MYRTLE BEACH — More than 125,000 S.C. women, infants and children may soon lose access to the federal program that provides money for supplemental food, health care referrals and nutrition education.
Due to the federal government shutdown, no additional federal funds will be available to support the Special Supplemental Nutrition Program for Women, Infants and Children’s clinical services, food benefits and administrative costs, according to a memo sent out by U.S. Department of Agriculture last week. As of Tuesday afternoon, the agency’s website was not available “due to the lapse in federal government funding.”
WIC gives grants to states for those supplemental food, health care referrals and nutrition education for low-income pregnant women, new mothers and to infants and children up to age five who are nutritionally at risk.
The S.C. Department of Health and Environmental Control said reserve funding should be able to continue the WIC program through Oct. 15. After that, services would end until the USDA releases funding to states.
According to the most recent data, WIC served an average of 125,368 people each month during the 2013 fiscal year, which ended in June, said Jim Beasley, spokesman for the state DHEC. Beasley said he did not know the number of people currently served by WIC.
“DHEC was informed that the Women, Infant and Children (WIC) program is considered ‘non-essential’ under the shutdown and will not receive federal funding,” according to the S.C. DHEC statement. “WIC clients should continue using their vouchers as usual and WIC-approved vendors should continue to honor those vouchers.”
The S.C. Department of Social Services, which provides food stamps to S.C. residents through the Supplemental Nutrition Assistance Program, released a statement saying that the federal shutdown no immediate effects on DSS services in South Carolina. The statement said officials would update the public of any changes. SNAP benefits are expected to continue throughout the month of October.
The shutdown also caused all areas of the National Park and National Wildlife Refuge Systems – including the Waccamaw National Wildlife Refuge – to close, restricting public access.
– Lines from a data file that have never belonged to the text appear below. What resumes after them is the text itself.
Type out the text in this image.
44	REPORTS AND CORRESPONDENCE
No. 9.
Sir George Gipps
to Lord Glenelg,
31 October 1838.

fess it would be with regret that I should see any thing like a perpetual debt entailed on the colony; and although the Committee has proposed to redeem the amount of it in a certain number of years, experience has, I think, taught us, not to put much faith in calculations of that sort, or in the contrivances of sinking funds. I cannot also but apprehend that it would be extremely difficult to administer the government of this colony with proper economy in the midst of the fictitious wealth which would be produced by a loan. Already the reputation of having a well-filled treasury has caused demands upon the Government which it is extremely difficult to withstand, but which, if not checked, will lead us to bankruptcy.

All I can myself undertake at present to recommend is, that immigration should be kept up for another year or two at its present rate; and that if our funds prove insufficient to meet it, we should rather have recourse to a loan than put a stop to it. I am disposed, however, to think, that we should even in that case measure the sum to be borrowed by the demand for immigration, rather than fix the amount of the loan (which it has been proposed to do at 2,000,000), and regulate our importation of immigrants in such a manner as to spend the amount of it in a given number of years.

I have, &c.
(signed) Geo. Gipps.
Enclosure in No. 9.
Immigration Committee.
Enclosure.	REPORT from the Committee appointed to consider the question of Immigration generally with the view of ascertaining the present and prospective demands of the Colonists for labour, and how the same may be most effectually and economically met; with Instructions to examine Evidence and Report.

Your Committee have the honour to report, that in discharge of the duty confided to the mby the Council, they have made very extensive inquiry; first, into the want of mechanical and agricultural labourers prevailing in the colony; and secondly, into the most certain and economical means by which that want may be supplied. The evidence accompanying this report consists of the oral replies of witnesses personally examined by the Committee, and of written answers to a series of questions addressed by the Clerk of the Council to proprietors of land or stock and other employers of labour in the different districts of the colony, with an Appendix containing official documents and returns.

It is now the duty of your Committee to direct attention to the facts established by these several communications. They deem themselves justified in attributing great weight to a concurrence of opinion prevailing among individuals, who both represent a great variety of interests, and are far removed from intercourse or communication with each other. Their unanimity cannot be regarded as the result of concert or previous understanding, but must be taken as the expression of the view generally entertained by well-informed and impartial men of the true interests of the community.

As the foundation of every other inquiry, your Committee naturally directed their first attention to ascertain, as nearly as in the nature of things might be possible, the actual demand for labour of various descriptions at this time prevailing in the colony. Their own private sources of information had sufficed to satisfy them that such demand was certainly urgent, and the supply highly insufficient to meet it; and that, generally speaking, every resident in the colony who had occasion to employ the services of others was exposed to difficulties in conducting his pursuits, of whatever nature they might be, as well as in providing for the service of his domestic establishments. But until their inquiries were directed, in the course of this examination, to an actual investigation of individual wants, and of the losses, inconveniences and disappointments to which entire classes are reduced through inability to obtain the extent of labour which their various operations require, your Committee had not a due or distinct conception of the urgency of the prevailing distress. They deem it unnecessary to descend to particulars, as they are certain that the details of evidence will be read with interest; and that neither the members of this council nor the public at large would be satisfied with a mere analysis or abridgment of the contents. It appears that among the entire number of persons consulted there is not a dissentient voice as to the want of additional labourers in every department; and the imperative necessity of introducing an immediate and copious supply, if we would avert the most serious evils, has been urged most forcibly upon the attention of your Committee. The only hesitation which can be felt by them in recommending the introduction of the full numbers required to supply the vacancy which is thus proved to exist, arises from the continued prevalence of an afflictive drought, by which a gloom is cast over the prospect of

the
According to a press release from the Waccamaw NWR, public access to service properties are prohibited and fish and wildlife management activities and public programs are canceled during the shutdown. That includes scheduled deer and feral hog hunting activities as well as the International Mountain Biking Association’s Take A Kid Mountain Biking Day.
Take a Kid Mountain Biking will now be held from 10 a.m. to noon at the A10 trail beside the Barc Park in The Market Common on Saturday.
The shutdown will not impact a team of teachers from Burgess Elementary School who will travel to Washington, D.C., Oct. 24 as one of 29 U.S. public schools chosen as a 2013 National Schools of Character winner.
The awards are given by the Character Education Partnership, a private group, so there are no worries that the trip will be disrupted by possible government fallout, said Principal Donna Hooks, and the group will be in meetings most of the time they are away.
The local and Washington, D.C., offices of U.S. Rep. Tom Rice and Sens. Tim Scott and Lindsey Graham operated with “skeleton staffs” on Tuesday, with some offices closing at noon with others expecting greater cuts on Wednesday.
In a statement, Graham said he will donate his salary during the government shutdown to the Wounded Warrior Project. U.S. senators make an annual salary of $174,000. According to the official calendar released last December, Congress was scheduled to be in session for 126 days, making Graham’s daily salary nearly $1,381. As of Tuesday, Congress had been in session for 119 days, according to the Library of Congress.